Nós aqui, no Brasil, às vezes pensamos – erroneamente – que o terrorismo é problema de gringo, que aos trópicos eles não chegam, mas, de repente, esse terrível mal do século XXI aparece à sua porta, sem avisar, e toca alguém de seu círculo de conhecidos.
Estou falando da jovem fotógrafa franco-marroquina Leïla Alaoui, de 33 anos, que morreu às 21h15 de ontem (18.01) no hospital Notre Dame de la Paix, de Ouagadougou, capital de Burkina Faso. Na sexta-feira, enquanto comia no café-restaurante Capuccino, terroristas do grupo extremista al-Qaeda abriram fogo no local e ela levou tiros na altura dos braços e das pernas e teve diversos órgãos perfurados, incluindo rins e pulmões. Os terroristas seguiram para o Hotel Splendid e terminaram sua carnificina com um saldo de 30 mortos.
Leïla foi operada durante mais de seis horas e chegou a abrir os olhos e conversar ontem de manhã, perguntando pelo irmão e sem entender muito bem o que lhe havia acontecido, segundo relato de sua mãe, a socialite e também fotógrafa francesa Christine Alaoui. Mas a jovem não resistiu aos ferimentos.

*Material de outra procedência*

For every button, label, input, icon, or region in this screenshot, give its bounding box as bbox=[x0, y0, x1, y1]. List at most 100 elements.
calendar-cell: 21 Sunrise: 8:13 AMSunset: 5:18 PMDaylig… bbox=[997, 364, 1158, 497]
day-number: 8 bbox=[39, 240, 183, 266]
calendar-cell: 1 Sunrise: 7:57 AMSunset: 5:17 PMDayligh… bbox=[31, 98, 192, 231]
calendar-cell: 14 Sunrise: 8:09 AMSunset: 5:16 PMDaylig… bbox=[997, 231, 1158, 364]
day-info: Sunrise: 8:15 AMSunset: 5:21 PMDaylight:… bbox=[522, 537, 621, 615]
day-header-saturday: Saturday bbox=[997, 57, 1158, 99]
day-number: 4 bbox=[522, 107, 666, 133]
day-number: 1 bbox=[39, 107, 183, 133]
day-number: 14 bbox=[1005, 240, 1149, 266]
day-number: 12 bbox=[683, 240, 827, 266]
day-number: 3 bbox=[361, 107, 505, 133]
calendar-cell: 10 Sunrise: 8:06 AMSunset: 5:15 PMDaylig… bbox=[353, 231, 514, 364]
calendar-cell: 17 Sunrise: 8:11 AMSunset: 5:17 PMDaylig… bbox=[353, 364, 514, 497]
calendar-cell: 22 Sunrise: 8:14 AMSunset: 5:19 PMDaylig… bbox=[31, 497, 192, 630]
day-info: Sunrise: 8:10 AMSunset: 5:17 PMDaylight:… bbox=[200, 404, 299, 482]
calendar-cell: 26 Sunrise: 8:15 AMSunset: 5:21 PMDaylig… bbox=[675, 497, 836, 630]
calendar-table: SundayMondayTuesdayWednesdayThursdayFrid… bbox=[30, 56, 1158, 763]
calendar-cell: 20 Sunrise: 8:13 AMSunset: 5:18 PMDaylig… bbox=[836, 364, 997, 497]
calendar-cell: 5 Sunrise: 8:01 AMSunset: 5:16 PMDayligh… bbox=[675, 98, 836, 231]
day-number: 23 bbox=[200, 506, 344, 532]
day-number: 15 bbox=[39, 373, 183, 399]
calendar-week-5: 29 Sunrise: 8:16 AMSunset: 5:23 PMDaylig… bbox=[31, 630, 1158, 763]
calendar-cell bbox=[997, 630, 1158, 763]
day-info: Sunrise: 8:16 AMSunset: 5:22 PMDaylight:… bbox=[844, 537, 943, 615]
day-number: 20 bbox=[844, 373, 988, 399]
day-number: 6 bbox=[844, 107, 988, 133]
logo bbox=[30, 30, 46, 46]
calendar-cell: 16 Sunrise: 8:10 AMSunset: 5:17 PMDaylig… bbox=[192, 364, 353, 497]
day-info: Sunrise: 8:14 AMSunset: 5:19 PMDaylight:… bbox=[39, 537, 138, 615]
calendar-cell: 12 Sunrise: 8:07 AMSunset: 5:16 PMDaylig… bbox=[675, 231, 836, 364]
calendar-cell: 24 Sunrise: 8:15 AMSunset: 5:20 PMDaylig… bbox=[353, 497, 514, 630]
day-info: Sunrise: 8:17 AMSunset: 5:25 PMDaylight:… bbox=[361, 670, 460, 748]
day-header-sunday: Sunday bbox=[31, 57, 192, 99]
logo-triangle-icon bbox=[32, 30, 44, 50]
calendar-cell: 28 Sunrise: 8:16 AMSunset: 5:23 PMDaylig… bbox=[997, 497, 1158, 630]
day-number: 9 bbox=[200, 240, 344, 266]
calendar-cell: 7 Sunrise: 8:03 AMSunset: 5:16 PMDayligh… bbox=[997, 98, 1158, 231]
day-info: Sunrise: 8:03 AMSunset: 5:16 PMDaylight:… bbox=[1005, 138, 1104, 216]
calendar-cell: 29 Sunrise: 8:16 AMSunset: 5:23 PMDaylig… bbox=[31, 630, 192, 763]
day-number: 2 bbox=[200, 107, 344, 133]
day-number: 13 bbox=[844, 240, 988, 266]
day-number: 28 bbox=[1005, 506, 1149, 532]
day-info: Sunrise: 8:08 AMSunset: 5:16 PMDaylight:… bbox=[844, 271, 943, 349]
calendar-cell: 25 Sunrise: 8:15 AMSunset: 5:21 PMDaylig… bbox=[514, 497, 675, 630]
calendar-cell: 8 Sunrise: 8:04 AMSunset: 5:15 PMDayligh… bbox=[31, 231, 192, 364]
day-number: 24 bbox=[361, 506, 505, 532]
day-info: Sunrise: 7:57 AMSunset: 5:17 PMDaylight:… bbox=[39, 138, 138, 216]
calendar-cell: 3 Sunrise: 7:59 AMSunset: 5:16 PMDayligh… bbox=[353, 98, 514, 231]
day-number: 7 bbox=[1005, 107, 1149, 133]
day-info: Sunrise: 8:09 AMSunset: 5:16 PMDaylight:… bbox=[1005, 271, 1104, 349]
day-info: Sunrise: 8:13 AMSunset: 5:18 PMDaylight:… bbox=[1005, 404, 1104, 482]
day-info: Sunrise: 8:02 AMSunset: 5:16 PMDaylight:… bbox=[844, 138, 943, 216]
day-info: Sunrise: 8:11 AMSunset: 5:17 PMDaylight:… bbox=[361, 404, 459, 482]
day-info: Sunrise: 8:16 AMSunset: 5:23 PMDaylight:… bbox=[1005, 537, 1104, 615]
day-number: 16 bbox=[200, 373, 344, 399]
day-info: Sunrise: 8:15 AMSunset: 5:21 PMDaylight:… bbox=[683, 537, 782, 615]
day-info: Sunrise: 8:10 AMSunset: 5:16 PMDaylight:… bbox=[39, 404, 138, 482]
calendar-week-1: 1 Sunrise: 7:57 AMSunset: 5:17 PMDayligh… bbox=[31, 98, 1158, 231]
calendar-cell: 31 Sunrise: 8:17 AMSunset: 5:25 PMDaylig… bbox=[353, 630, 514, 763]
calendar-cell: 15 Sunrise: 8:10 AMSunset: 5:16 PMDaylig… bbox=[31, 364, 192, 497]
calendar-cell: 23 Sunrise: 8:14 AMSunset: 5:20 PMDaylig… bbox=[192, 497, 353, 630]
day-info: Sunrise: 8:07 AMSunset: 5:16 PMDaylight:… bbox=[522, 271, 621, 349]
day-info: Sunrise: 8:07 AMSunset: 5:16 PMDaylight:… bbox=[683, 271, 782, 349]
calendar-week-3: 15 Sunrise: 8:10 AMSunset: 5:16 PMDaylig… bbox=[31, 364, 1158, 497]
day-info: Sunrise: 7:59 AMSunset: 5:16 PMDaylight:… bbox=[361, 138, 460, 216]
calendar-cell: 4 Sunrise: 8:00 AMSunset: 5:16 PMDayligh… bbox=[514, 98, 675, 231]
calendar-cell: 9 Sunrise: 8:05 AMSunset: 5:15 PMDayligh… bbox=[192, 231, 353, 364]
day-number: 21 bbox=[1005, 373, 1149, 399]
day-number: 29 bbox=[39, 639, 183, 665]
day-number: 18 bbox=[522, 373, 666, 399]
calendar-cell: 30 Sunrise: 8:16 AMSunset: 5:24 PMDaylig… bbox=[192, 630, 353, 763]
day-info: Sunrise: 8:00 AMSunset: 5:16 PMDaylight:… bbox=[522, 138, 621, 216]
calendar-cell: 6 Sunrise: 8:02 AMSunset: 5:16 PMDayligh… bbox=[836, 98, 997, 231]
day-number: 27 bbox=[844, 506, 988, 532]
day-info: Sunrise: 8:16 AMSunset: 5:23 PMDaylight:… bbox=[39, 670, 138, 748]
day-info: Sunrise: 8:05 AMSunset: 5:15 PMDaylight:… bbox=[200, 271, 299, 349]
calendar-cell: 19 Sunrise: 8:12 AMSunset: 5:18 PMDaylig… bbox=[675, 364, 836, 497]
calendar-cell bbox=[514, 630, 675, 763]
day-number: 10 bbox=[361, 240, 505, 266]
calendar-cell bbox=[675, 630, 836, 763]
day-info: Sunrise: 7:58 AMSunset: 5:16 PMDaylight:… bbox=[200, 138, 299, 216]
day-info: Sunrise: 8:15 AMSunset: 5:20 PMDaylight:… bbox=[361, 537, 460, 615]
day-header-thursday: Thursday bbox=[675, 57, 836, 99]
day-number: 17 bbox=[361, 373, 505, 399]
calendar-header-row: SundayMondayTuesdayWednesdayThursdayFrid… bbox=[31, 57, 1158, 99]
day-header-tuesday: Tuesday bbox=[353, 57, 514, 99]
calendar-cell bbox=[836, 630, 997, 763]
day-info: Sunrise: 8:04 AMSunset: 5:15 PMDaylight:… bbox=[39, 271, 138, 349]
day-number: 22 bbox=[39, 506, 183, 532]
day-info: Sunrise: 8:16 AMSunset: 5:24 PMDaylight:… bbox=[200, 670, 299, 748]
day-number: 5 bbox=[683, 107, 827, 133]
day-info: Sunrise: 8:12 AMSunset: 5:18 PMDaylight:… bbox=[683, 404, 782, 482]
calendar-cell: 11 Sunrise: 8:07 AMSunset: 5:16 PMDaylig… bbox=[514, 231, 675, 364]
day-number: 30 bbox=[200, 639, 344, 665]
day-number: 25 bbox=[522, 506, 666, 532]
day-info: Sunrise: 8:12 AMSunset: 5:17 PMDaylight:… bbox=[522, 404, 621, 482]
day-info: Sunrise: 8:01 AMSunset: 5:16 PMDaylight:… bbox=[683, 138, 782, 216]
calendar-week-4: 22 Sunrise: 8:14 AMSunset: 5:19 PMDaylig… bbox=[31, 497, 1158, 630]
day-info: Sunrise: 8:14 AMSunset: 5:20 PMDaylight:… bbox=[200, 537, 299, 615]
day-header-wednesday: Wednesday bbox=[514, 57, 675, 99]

Leïla era muito querida, mas, sobretudo, admirada como um dos maiores talentos retratistas do norte da África. Nascida em Paris, foi criada em Marrakech, no Marrocos, numa das propriedades mais deslumbrantes do mundo – um palacete art déco no meio do oásis da Palmeraie, frequentado muito por Yves Saint Laurent, um dos maiores amigos de sua mãe.
Foi por causa dessa casa espetacular, projeto do arquiteto Paul Sinoir, que também assinou a casa de Yves nos Jardins de Majorelle, que cheguei a Christine Alaoui e começamos nossa amizade, apresentados pelo relações-públicas brasileiro Homero Machry. Christine é dona de um dos maiores acervos de fotografia dos áureos tempos de Marrakech, com registros dos almoços e festas que ela dava para os amigos Bianca Jagger, Bill Willis, Grace Jones, entre tantos nomes estrelados do jet-set internacional.
Criada nesse meio tão glamoroso, Leïla foi para o outro lado, o das pessoas reais. Suas fotos ultrassensíveis de marroquinos comuns, escolhidos nas ruas ao acaso, renderam exposições altamente elogiadas pela crítica europeia, as últimas em cartaz até domingo naCasa Europeia da Fotografia e no Instituto do Mundo Árabe, em Paris. A jovem se interessava também pela saga dos refugiados sírios e dos imigrantes ilegais do Norte da África, que arriscam suas vidas para cruzar o Mediterrâneo e chegar à Europa.
Recentemente, ela deu uma pausa em sua carreira jovem, mas brilhante, para clicar Neymar em Barcelona para um reality-show da TV espanhola, ‘El Mago Pop’. “Eu não tinha me dado conta da popularidade dele”, declarou Leïla. “Eu o achei muito simples e muito gentil, com um lado de criança impressionada com o mágico do programa espanhol”.
Mas o prazer de Leïla, realmente, eram as causas humanitárias, que a levaram, inclusive, à missão de paz em Burkina Faso na última semana. Um dos lugares mais miseráveis do mundo, o país tenta instaurar um regime democrático depois de 27 anos da terrível ditadura do presidente Blaise Campaoré ao mesmo tempo em que luta para conter a expansão dos extremistas islâmicos que foram expulsos do vizinho Mali após a recente intervenção do Exército francês. A Anistia Internacional convocou Leïla para fotografar a população de Ouagadougou e fazer desse trabalho um registro da riqueza humana de um povo pobre, sofrido, mas pacífico, e resgatar o orgulho nacional para conter o crescimento do jihadismo.
E, assim, a linda Leïla morreu precocemente em mártir da paz.